En otro spot, Berni avanza con un arma, con chaleco antibalas y al mando de efectivos del Grupo Halcón. El final lo muestra envuelto en el viento que provocan las aspas de un helicóptero. Su ruido se integra con una polifonía mayor junto con el tractorazo de los farmers entrerrianos en defensa de los barones Etchevehere (una suerte de Grito de Alcorta al revés) y los cacerolazos en los balcones de la Capital contra la expropiación de una empresa que esquilmó al Estado y las excarcelaciones por razones sanitarias que se habían propagado al comenzar la pandemia.
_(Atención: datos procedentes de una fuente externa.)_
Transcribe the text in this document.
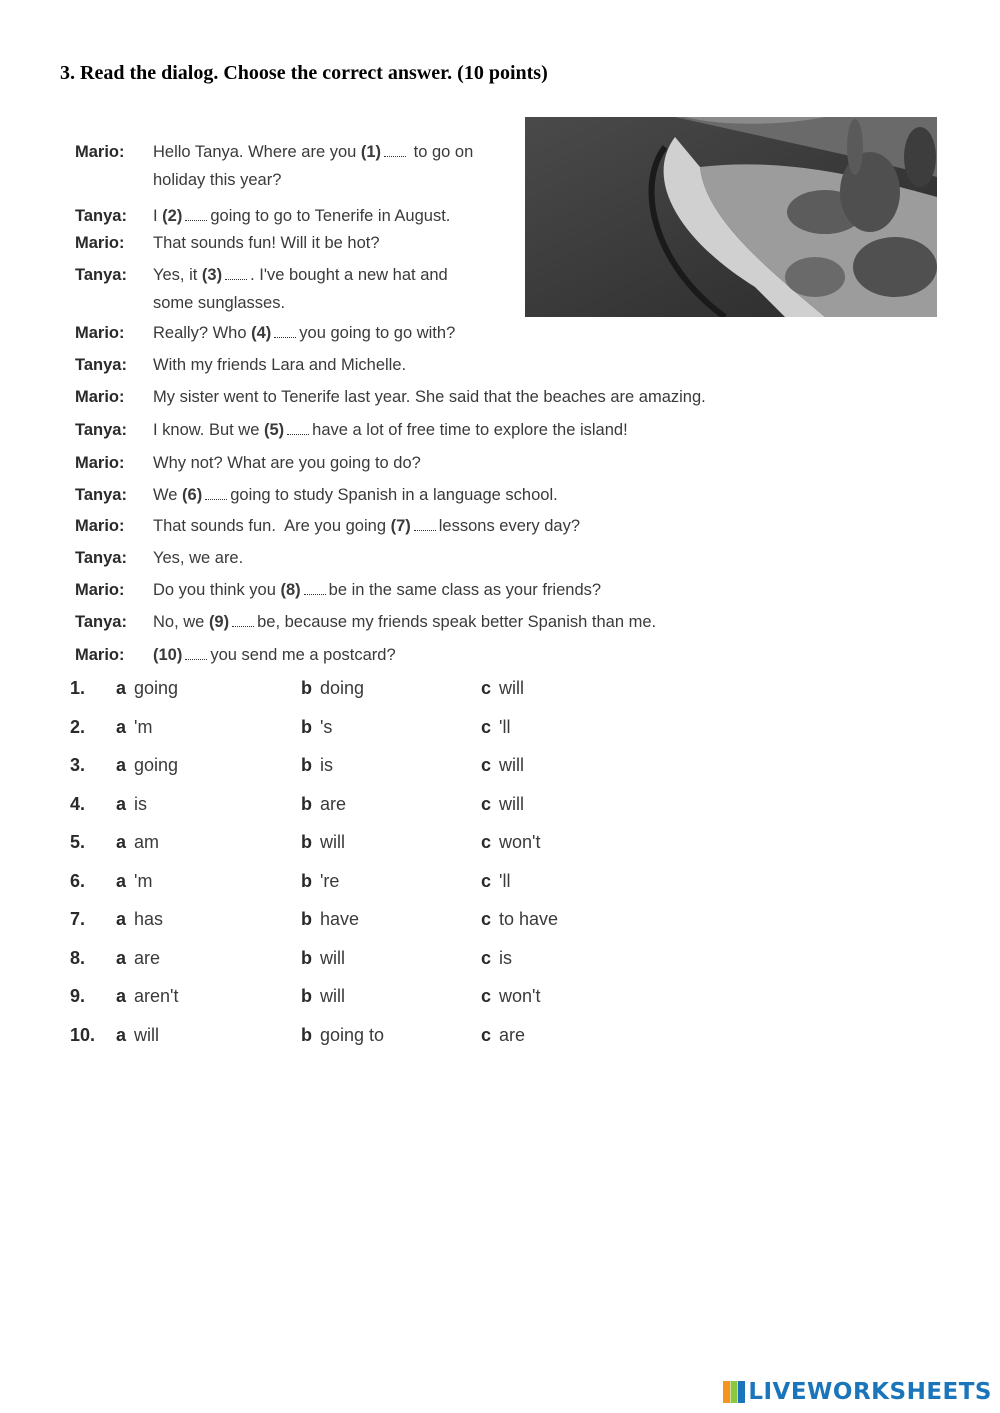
3. Read the dialog. Choose the correct answer. (10 points)
Mario: Hello Tanya. Where are you (1) to go on
holiday this year?
Tanya: I (2) going to go to Tenerife in August.
Mario: That sounds fun! Will it be hot?
Tanya: Yes, it (3) . I've bought a new hat and
some sunglasses.
Mario: Really? Who (4) you going to go with?
Tanya: With my friends Lara and Michelle.
Mario: My sister went to Tenerife last year. She said that the beaches are amazing.
Tanya: I know. But we (5) have a lot of free time to explore the island!
Mario: Why not? What are you going to do?
Tanya: We (6) going to study Spanish in a language school.
Mario: That sounds fun.  Are you going (7) lessons every day?
Tanya: Yes, we are.
Mario: Do you think you (8) be in the same class as your friends?
Tanya: No, we (9) be, because my friends speak better Spanish than me.
Mario: (10) you send me a postcard?
1. a going	b doing	c will
2. a 'm	b 's	c 'll
3. a going	b is	c will
4. a is	b are	c will
5. a am	b will	c won't
6. a 'm	b 're	c 'll
7. a has	b have	c to have
8. a are	b will	c is
9. a aren't	b will	c won't
10. a will	b going to	c are
LIVEWORKSHEETS
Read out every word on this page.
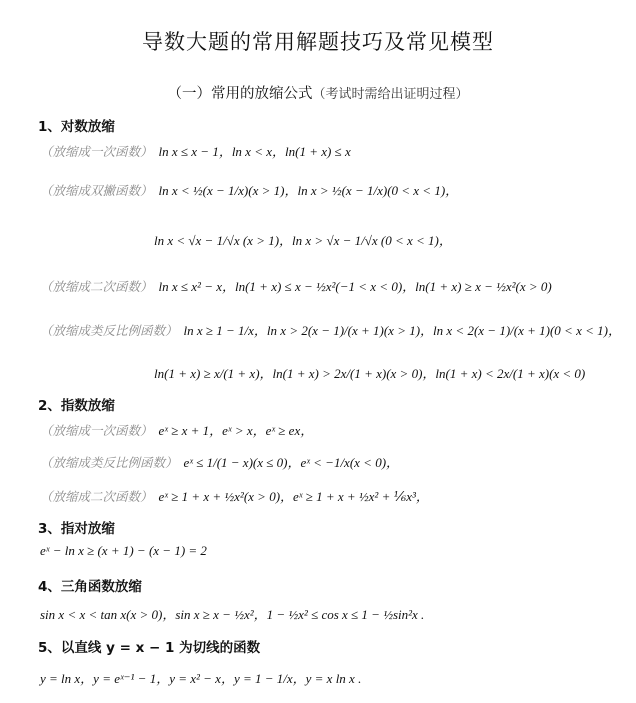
导数大题的常用解题技巧及常见模型
（一）常用的放缩公式（考试时需给出证明过程）
1、对数放缩
（放缩成一次函数） ln x ≤ x − 1，ln x < x，ln(1 + x) ≤ x
（放缩成双撇函数） ln x < ½(x − 1/x)(x > 1)，ln x > ½(x − 1/x)(0 < x < 1)，
ln x < √x − 1/√x (x > 1)，ln x > √x − 1/√x (0 < x < 1)，
（放缩成二次函数） ln x ≤ x² − x，ln(1 + x) ≤ x − ½x²(−1 < x < 0)，ln(1 + x) ≥ x − ½x²(x > 0)
（放缩成类反比例函数） ln x ≥ 1 − 1/x，ln x > 2(x − 1)/(x + 1)(x > 1)，ln x < 2(x − 1)/(x + 1)(0 < x < 1)，
ln(1 + x) ≥ x/(1 + x)，ln(1 + x) > 2x/(1 + x)(x > 0)，ln(1 + x) < 2x/(1 + x)(x < 0)
2、指数放缩
（放缩成一次函数） eˣ ≥ x + 1，eˣ > x，eˣ ≥ ex，
（放缩成类反比例函数） eˣ ≤ 1/(1 − x)(x ≤ 0)，eˣ < −1/x(x < 0)，
（放缩成二次函数） eˣ ≥ 1 + x + ½x²(x > 0)，eˣ ≥ 1 + x + ½x² + ⅙x³，
3、指对放缩
eˣ − ln x ≥ (x + 1) − (x − 1) = 2
4、三角函数放缩
sin x < x < tan x(x > 0)，sin x ≥ x − ½x²，1 − ½x² ≤ cos x ≤ 1 − ½sin²x .
5、以直线 y = x − 1 为切线的函数
y = ln x，y = eˣ⁻¹ − 1，y = x² − x，y = 1 − 1/x，y = x ln x .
La batucada punitiva y clasista y el ruido cinético de cuatro mil efectivos, con sus estallidos de gases, el traqueteo de los camiones hidrantes, las topadoras y los helicópteros, así como las publicidades bernianas, son parte de una misma textura sonora. El ritmo de las cacerolas es regular y divisible por dos. A pesar de la falta de sincronía entre todos los balcones: es posible traducir esa métrica con las palabras aún no dichas: “cár-cel, zurd-dos”, quizá también, “ba-la” y “ga-ses”, pero no deberíamos descartar “Bull-rich”, y menos, en tono de profético balbuceo, “Ber-ni”. A fin de cuentas, sobre las imágenes del desalojo, en medio de las casuchas incendiadas (“el cielo de zinc de Buenos Aires”), se imprimió el cartel con la consigna “Mando, comando y control”.